Awkward opening montages of power struggles and violent overthrows fling us into the deep end (and also demonstrate that, it seems, none of this was actually filmed in India), and there’s a great deal of rushed information imparted about the cruel colonising forces and how the young Duleep was seized from his family and forcibly exiled to England. We’re then introduced to him in the 1860s, as he’s lectured about God and social etiquette by his guardian Dr. Login (Jason Flemyng) and chats with Queen Victoria (Amanda Root, rather less severe than the real thing), who liked him very much despite the fact that she also thought that British rule in India was a good thing.
Duleep is respectful to Login and friends, but longs to see his real mother, and when he’s finally permitted to bring her to England, she is revealed as elderly and sickly but nevertheless snidely funny. Shabana Azmi (from Indian cinema’s ‘New Wave’) steals the show as she insults everyone in subtitled Punjabi. She insists that he return to India and fight the British. We’re eventually shown, in somewhat fudged fashion, how Duleep was alienated from both cultures, and reminded how powerful similar tales such as Lawrence Of Arabia and Dances With Wolves truly are.

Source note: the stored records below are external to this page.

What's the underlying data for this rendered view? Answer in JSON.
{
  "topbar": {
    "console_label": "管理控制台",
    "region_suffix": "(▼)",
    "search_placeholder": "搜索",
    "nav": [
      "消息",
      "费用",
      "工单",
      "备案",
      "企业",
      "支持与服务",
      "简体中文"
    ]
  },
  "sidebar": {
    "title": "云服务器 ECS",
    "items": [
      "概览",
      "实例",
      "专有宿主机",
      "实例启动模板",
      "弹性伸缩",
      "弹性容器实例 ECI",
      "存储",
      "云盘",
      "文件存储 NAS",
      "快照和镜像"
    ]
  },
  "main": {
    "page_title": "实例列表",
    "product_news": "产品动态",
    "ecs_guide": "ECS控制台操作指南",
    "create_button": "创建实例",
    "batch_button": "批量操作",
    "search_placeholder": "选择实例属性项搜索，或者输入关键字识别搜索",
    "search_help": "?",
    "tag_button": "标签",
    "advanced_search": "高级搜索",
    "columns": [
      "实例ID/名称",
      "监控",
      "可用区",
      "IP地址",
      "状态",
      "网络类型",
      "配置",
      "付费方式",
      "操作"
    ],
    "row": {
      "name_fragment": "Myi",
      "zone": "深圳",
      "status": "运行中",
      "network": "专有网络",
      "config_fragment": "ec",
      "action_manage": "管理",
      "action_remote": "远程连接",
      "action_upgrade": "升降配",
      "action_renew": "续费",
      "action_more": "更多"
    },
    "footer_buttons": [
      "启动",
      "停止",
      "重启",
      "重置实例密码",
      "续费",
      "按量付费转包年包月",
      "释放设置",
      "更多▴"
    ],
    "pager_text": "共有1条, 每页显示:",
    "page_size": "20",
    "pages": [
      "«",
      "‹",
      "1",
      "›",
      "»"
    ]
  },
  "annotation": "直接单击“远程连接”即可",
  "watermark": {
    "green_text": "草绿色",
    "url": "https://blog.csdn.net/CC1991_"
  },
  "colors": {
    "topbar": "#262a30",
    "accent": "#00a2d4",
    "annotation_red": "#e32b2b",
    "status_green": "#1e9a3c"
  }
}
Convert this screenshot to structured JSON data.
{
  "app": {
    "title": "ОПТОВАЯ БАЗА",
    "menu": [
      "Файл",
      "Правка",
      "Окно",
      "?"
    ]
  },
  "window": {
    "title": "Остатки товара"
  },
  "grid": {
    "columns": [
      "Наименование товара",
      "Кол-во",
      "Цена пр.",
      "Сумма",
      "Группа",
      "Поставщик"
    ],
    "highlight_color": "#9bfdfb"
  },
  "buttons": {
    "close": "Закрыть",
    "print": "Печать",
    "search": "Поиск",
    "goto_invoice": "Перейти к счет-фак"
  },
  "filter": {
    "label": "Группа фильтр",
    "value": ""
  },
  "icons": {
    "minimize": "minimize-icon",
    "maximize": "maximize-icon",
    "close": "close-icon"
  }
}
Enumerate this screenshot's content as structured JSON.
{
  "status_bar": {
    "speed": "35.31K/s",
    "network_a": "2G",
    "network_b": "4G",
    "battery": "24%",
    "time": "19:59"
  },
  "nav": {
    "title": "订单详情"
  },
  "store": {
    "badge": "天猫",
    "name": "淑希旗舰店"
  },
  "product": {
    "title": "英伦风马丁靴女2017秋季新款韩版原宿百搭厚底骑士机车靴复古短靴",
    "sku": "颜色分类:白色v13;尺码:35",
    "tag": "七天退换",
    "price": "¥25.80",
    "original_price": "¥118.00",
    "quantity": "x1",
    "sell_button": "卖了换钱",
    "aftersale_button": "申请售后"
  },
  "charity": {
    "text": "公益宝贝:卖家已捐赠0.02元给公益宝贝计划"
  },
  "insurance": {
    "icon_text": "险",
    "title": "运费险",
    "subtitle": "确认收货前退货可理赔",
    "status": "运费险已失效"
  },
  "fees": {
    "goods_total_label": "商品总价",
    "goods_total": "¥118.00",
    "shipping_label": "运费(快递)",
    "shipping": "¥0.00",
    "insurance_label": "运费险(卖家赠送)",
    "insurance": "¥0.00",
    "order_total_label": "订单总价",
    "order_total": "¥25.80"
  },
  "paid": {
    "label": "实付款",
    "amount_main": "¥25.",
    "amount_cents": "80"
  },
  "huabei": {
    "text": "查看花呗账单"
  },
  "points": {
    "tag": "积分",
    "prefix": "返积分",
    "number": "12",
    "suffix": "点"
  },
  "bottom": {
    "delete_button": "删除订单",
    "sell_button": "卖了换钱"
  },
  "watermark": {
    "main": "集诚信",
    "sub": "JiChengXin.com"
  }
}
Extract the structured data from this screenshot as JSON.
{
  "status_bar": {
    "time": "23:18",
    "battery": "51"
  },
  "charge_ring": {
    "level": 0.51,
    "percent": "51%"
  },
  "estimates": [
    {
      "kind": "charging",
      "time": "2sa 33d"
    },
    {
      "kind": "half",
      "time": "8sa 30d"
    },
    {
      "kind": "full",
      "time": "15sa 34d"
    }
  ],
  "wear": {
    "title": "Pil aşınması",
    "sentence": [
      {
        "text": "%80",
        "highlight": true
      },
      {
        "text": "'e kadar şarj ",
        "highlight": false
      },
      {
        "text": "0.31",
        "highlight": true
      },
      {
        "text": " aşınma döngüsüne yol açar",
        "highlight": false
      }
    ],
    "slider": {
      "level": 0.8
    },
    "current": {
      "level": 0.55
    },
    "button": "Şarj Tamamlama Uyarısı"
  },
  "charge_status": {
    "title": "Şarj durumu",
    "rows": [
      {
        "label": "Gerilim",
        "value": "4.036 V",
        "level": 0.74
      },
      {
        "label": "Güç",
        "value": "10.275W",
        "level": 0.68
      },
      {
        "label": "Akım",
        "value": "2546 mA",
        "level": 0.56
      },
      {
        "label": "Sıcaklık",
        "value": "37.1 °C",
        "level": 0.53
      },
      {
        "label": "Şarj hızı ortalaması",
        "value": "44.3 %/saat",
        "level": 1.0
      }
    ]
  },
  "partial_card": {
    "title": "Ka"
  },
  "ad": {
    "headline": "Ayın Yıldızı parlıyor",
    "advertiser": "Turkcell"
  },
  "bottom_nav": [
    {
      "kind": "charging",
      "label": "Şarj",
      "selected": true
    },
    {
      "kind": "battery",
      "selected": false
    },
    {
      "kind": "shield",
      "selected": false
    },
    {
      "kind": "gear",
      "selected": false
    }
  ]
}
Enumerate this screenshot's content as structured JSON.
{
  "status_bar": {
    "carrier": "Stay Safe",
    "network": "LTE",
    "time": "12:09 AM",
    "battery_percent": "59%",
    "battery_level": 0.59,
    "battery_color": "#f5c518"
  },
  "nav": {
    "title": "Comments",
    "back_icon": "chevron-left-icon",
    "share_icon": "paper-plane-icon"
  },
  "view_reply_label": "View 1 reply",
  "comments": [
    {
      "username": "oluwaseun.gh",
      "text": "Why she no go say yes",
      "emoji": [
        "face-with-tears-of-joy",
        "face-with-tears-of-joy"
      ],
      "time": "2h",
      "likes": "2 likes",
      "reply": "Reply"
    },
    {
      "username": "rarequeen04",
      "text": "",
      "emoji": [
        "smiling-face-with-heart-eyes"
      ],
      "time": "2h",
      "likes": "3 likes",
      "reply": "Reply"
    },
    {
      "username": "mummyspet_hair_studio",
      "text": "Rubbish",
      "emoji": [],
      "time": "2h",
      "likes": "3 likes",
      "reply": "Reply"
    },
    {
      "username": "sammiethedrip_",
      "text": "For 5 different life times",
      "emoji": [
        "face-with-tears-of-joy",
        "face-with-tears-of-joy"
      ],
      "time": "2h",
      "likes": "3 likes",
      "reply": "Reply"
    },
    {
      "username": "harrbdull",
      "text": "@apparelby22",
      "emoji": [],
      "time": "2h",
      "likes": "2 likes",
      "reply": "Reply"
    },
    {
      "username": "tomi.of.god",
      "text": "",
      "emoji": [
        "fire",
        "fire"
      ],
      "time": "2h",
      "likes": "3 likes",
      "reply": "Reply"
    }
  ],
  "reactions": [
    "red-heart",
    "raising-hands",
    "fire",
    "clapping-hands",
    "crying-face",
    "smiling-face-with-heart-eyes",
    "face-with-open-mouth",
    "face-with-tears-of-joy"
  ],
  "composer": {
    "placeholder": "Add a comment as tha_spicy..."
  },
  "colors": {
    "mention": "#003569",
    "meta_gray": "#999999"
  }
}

Flemyng and Root are only fair here and no less than ‘70s pop icon David (Rock On) Essex hams it up in a bit as Colonel Hurbon, but perhaps the biggest problem is Sartaj, who tries to seem spiritually torn and brooding, yet mostly comes across as emotionally constipated. He isn’t helped by director Raz either, who’s not above omitting a few important details (like how Queen Victoria was godmother to several of Duleep’s kids) and who weirdly manages to make this movie about a man trying to rediscover and understand his true Indian origins feel so bizarrely un-Indian.